Joe Biden a gagné, Donald Trump est défait, le pays est en miettes...

Le feuilleton s'est finalement achevé trois jours et demi après le terme prévu, en ce samedi matin (à Washington). Quant à la saison qui s'annonce, la "guérilla judiciaire" promise par Donald Trump, elle constitue un bien piètre cliff hanger au pays de HBO et Netflix. En effet, le recours à la Cour suprême pour invalider les votes par correspondance relève davantage de la menace bravache et certainement désespérée, que d'une action juridiquement fondée. Plus sérieusement, le recompte des voix qu'a priori le président sortant ne manquera pas de demander dans les swing states a déjà été effectué ou est en passe de l'être.

Celui de la Pennsylvanie a déjà eu lieu et a même amplifié la courte victoire de Biden dans cet état qui, il y a quatre et en contradiction avec sa tradition démocrate, avait échappé à Hillary Clinton. Joe Biden n'a pas manqué de souligner que sa victoire s'est scellée dans la capitale de cet état, à Philadelphie, la ville même où, en 1787, la Constitution américaine a été proclamée.

Les USA ont mal à la Constitution

Cette "Loi suprême du pays", si merveilleusement pensée, si génialement élastique, a pourtant été sérieusement malmenée durant ces trois jours et demi d'incertitude, entre mardi soir et samedi matin. On a pu voir un président en exercice s'autoproclamer reconduit dans ses fonctions au mépris de millions de votes qui, non dépouillés, ne s'étaient pas encore exprimés. On a pu voir aussi des médias - certes acteurs constitutifs de la démocratie américaine plus que de toute autre - se faire les hérauts de la victoire de Joe Biden.

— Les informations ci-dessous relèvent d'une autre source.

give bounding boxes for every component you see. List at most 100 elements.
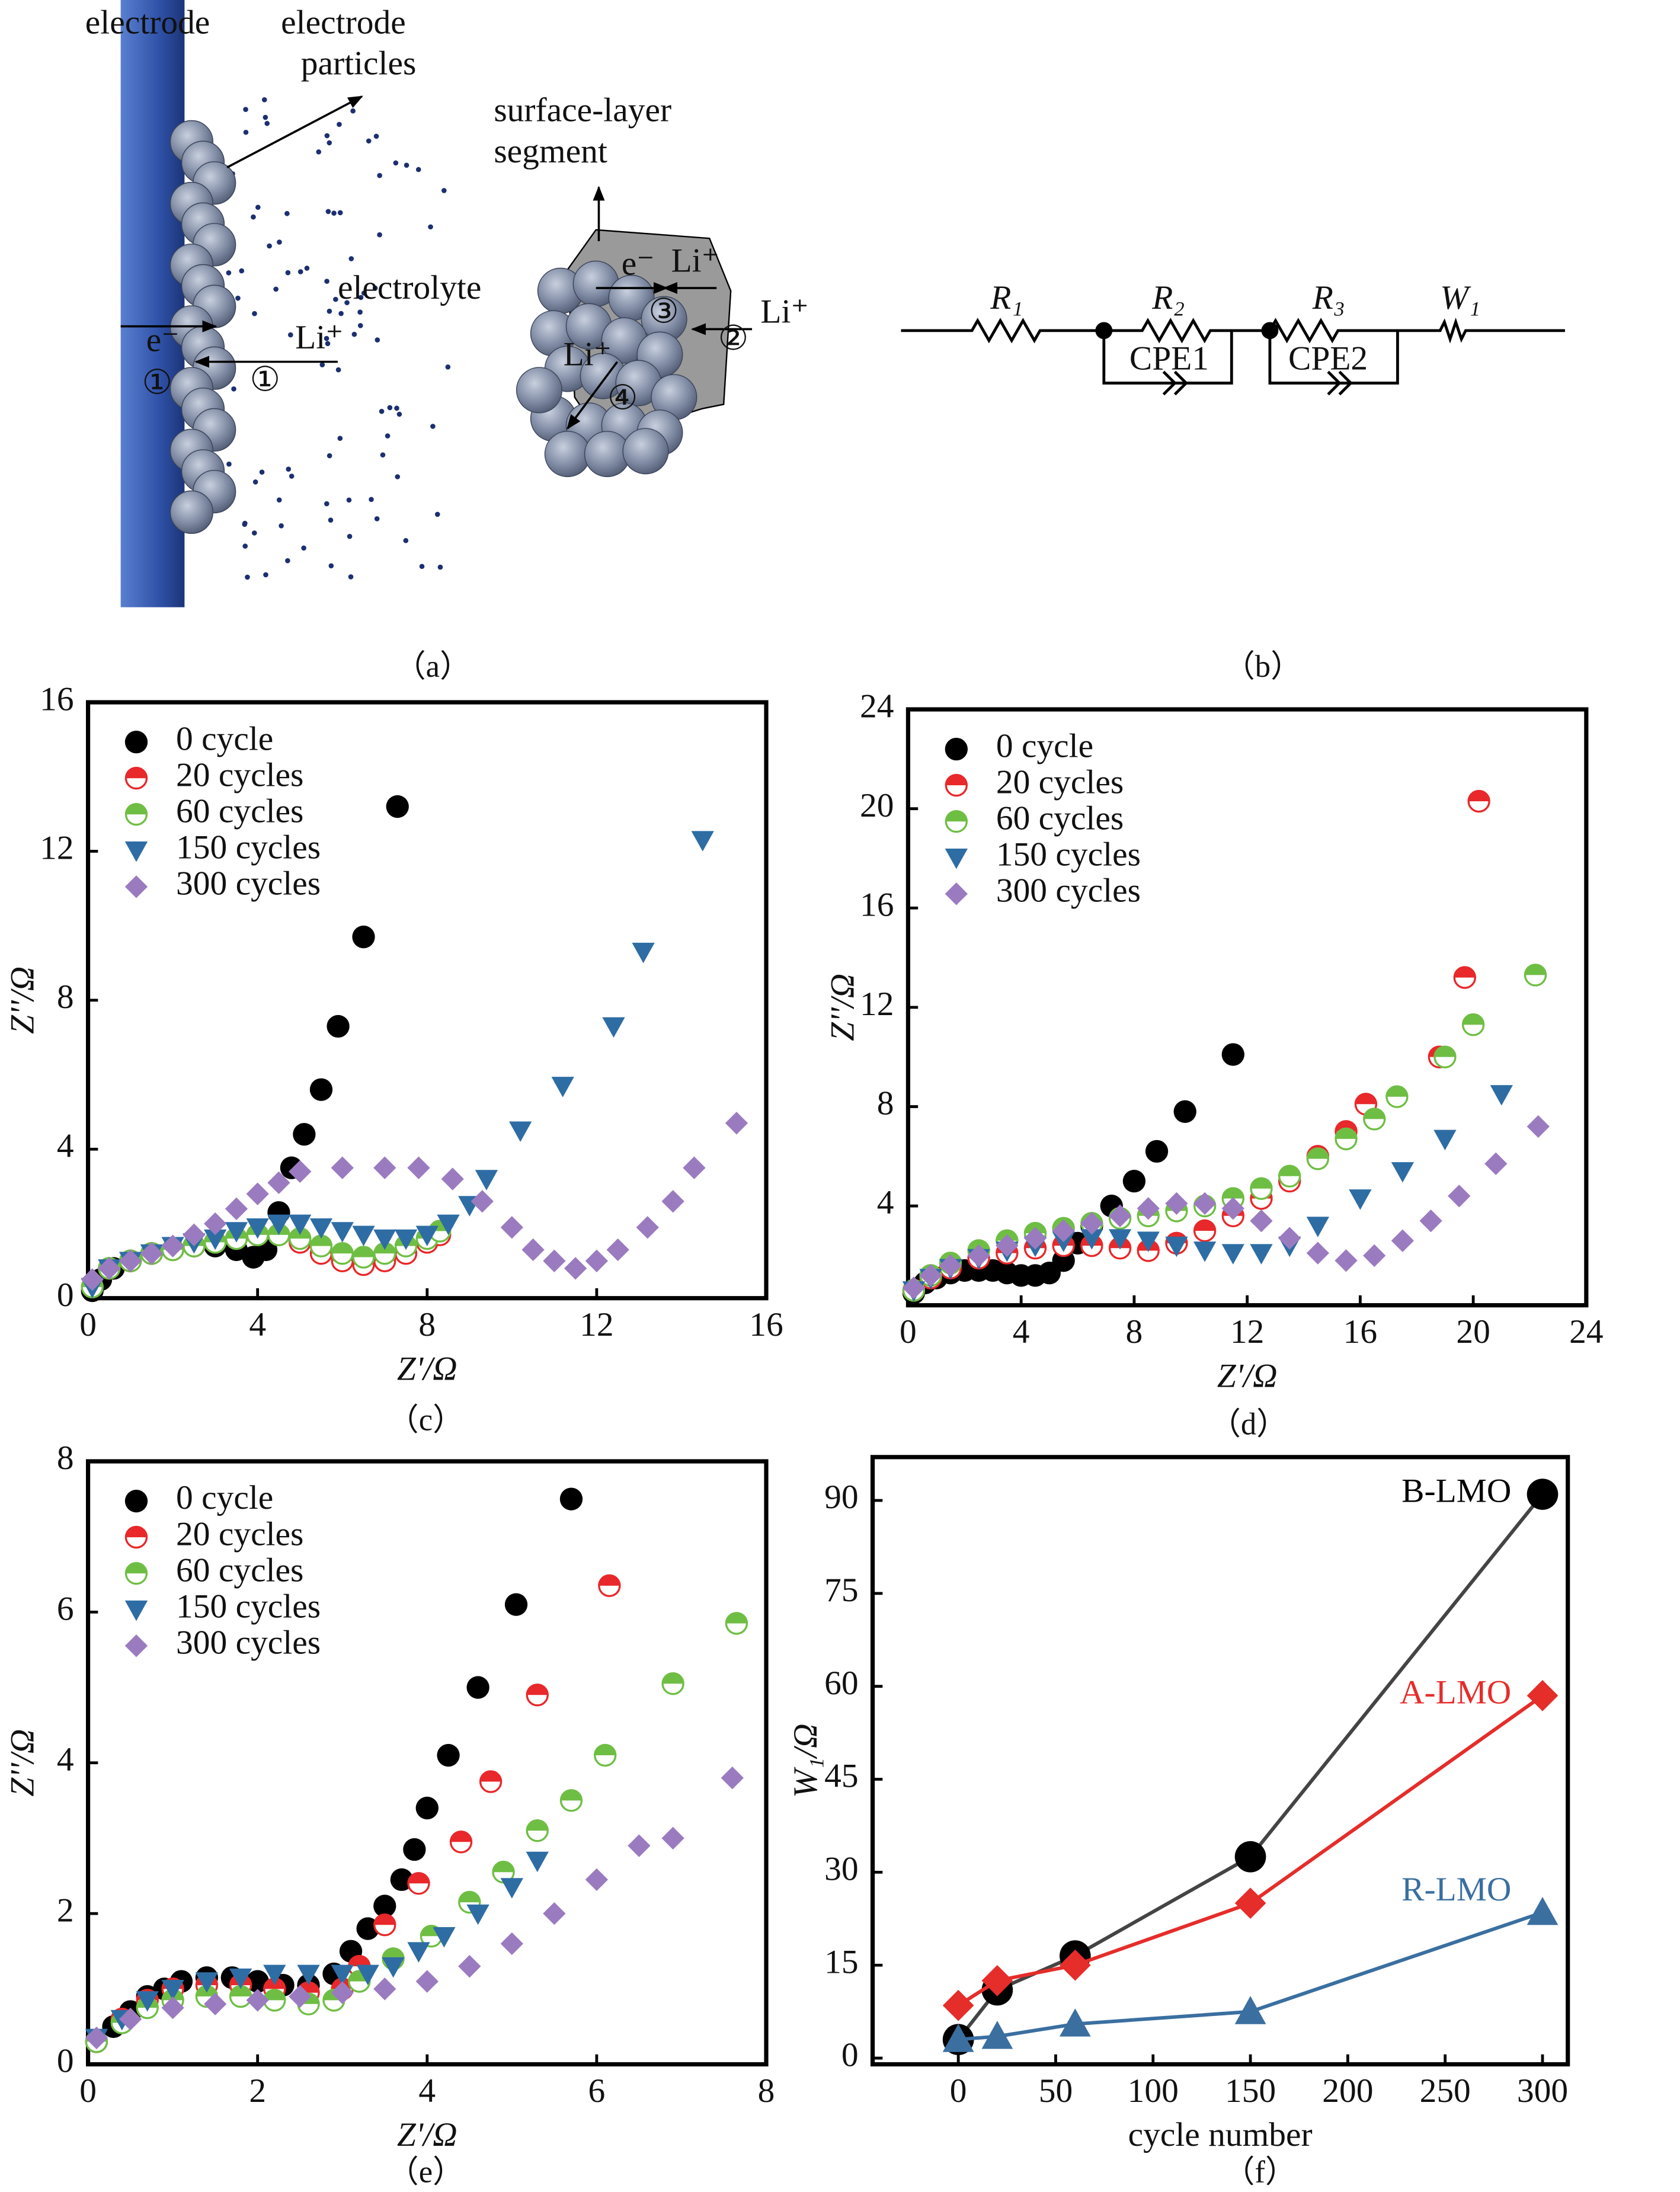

A l'issue du recompte des votes de Pennsylvanie, c'est en effet la très respectable agence d'information AP (Associated Press) qui a pris les devants, très rapidement suivie par la plupart des grands médias du pays, y compris la républicaine Fox News ; puis par les médias internationaux, y compris l'AFP. Cette urgence à mettre un terme à ces quelque 85 heures de flottement depuis mardi soir à Washington, et finalement à se substituer à la procédure institutionnelle - et qu'est-ce qu'une démocratie sinon une suite de procédures consenties auxquelles on se soumet ? - est bien sûr une réponse à l'agitation provoquée par un Trump multipliant les remises en cause du processus électoral. Mais deux entorses à la Constitution ne se compensent pas : elles s'ajoutent.

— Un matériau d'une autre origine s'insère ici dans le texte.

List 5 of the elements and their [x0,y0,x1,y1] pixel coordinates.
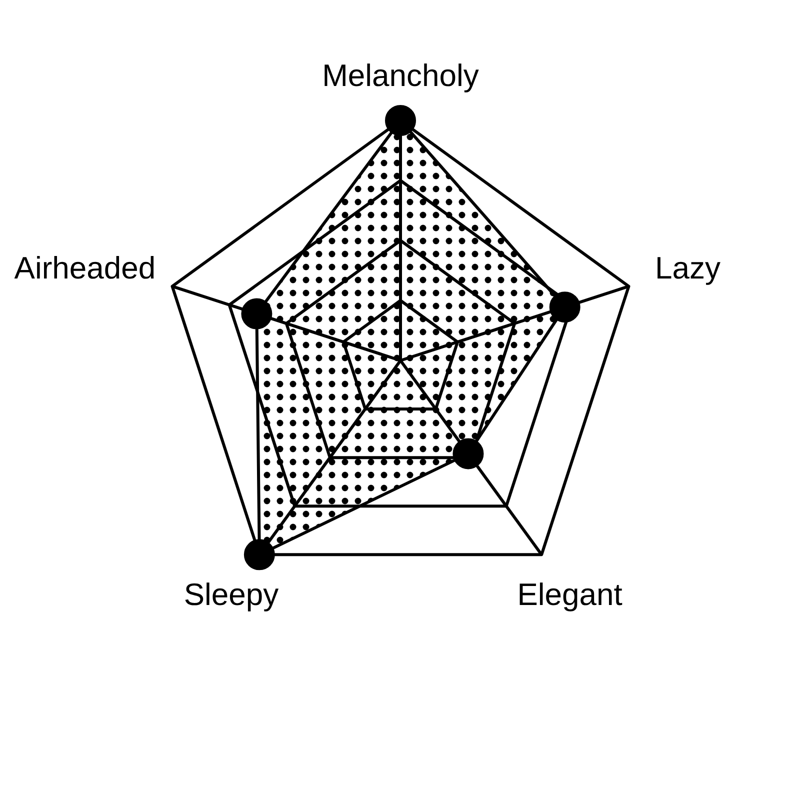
spoke-label: Sleepy [184,576,280,612]
spoke-label: Airheaded [14,250,156,286]
spoke-label: Lazy [655,250,721,286]
spoke-label: Melancholy [322,58,480,93]
spoke-label: Elegant [517,576,623,612]
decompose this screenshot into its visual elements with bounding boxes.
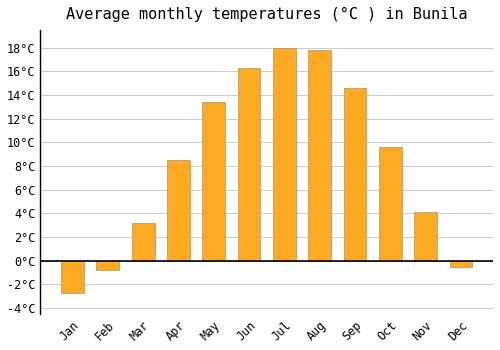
Bar	[202, 102, 225, 261]
Bar	[308, 50, 331, 261]
Bar	[132, 223, 154, 261]
Title: Average monthly temperatures (°C ) in Bunila: Average monthly temperatures (°C ) in Bu…	[66, 7, 468, 22]
Bar	[344, 88, 366, 261]
Bar	[414, 212, 437, 261]
Bar	[238, 68, 260, 261]
Bar	[379, 147, 402, 261]
Bar	[61, 261, 84, 293]
Bar	[167, 160, 190, 261]
Bar	[96, 261, 119, 270]
Bar	[450, 261, 472, 267]
Bar	[273, 48, 296, 261]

Les USA en pleine crise de confiance

Le mode de scrutin américain peut bien paraître archaïque à des Français qui vivent dans l'une des démocraties les plus centralisées du monde, elle procède d'une organisation fédérale dont l'histoire de ce pays, originellement réduit à treize colonies, a fort naturellement accouché. Il n'en comporte pas moins de sérieux inconvénients, notamment : des systèmes de vote partiellement différents d'un état à l'autre, et, surtout, la possibilité qu'un candidat minoritaire à l'échelle du pays soit finalement élu - ce fut le cas de Donald Trump en 2016, devancé par Hilary Clinton de 2,1 points de pourcentage, soit près de 3 millions de voix.

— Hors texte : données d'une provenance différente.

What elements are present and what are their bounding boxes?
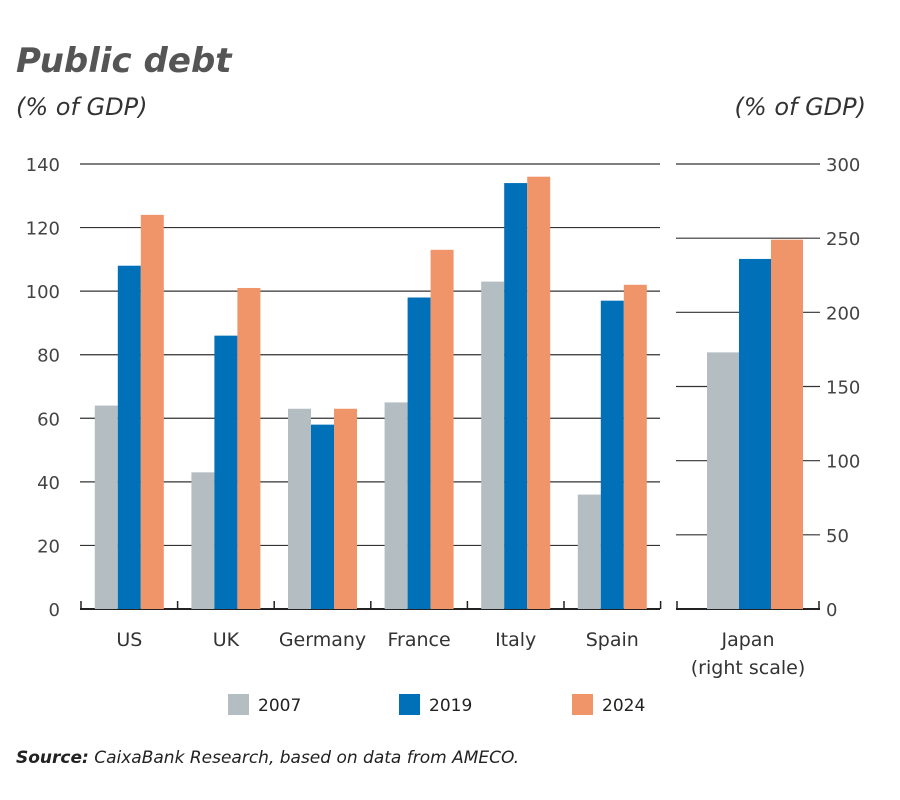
- bar-japan-2019: [739, 258, 771, 609]
- category-label: Spain: [586, 629, 639, 651]
- bar-uk-2007: [191, 472, 215, 609]
- bar-uk-2024: [237, 287, 261, 609]
- y-tick-right: 300: [826, 155, 860, 176]
- bar-italy-2024: [527, 176, 551, 609]
- y-tick-left: 0: [49, 600, 60, 621]
- legend-label-2007: 2007: [258, 696, 301, 716]
- source-note: Source: CaixaBank Research, based on dat…: [16, 748, 519, 768]
- y-tick-right: 200: [826, 303, 860, 324]
- category-label: France: [388, 629, 451, 651]
- legend-label-2024: 2024: [602, 696, 645, 716]
- bar-uk-2019: [214, 335, 238, 609]
- bar-spain-2007: [577, 494, 601, 609]
- bar-italy-2019: [504, 183, 528, 610]
- y-tick-left: 120: [26, 219, 60, 240]
- legend-swatch-2007: [228, 694, 249, 715]
- bar-france-2019: [407, 297, 431, 609]
- legend-swatch-2019: [399, 694, 420, 715]
- y-tick-left: 20: [37, 536, 60, 557]
- chart-title: Public debt: [16, 41, 233, 81]
- left-axis-unit: (% of GDP): [16, 93, 147, 121]
- category-label: UK: [213, 629, 240, 651]
- y-tick-right: 250: [826, 229, 860, 250]
- bar-spain-2019: [600, 300, 624, 609]
- y-tick-left: 100: [26, 282, 60, 303]
- y-tick-right: 150: [826, 378, 860, 399]
- bar-germany-2007: [288, 408, 311, 609]
- bar-us-2007: [94, 405, 118, 609]
- y-tick-right: 100: [826, 452, 860, 473]
- bar-france-2007: [384, 402, 408, 609]
- bar-us-2019: [117, 265, 141, 609]
- y-tick-left: 40: [37, 473, 60, 494]
- bar-spain-2024: [623, 284, 647, 609]
- legend-swatch-2024: [572, 694, 593, 715]
- category-label: Germany: [279, 629, 366, 651]
- bar-italy-2007: [481, 281, 505, 609]
- category-label-japan: Japan: [721, 629, 775, 651]
- bar-japan-2024: [771, 239, 803, 609]
- y-tick-right: 50: [826, 526, 849, 547]
- source-label: Source:: [16, 748, 89, 768]
- source-text: CaixaBank Research, based on data from A…: [89, 748, 519, 768]
- bar-us-2024: [140, 214, 164, 609]
- y-tick-left: 80: [37, 346, 60, 367]
- bar-germany-2019: [311, 424, 334, 609]
- right-axis-unit: (% of GDP): [735, 93, 866, 121]
- category-label: US: [116, 629, 142, 651]
- category-note-japan: (right scale): [691, 657, 805, 679]
- bar-japan-2007: [707, 352, 739, 609]
- bar-france-2024: [430, 249, 454, 610]
- y-tick-left: 60: [37, 409, 60, 430]
- category-label: Italy: [495, 629, 536, 651]
- legend-label-2019: 2019: [429, 696, 472, 716]
- bar-germany-2024: [334, 408, 357, 609]
- y-tick-left: 140: [26, 155, 60, 176]
- y-tick-right: 0: [826, 600, 837, 621]
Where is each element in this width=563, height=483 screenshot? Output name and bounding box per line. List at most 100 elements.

Pour ces raisons, la confiance qu'il inspire est régulièrement remise en cause - on peut encore citer, comme exemple récent, la victoire très contestée de George W. Bush contre Al Gore, en 2000. Il ne s'agit donc pas de rajouter de la confusion à ses faiblesses naturelles. Or, là encore, les médias ont outrepassé leur rôle. L'exemple de l'Arizona est, à ce titre, exemplaire. La victoire de Biden dans cet état du sud-ouest, traditionnellement républicain, a été annoncée dès le mercredi matin à Paris, avant que, le lendemain, ses 11 voix de grands électeurs soient finalement retirées au candidat démocrate. Plutôt qu'un crédit de voix de grands électeurs qui augmente graduellement pour chacun des deux candidats, à mesure que les votes étaient dépouillés, on l'a donc vu jouer au yo-yo...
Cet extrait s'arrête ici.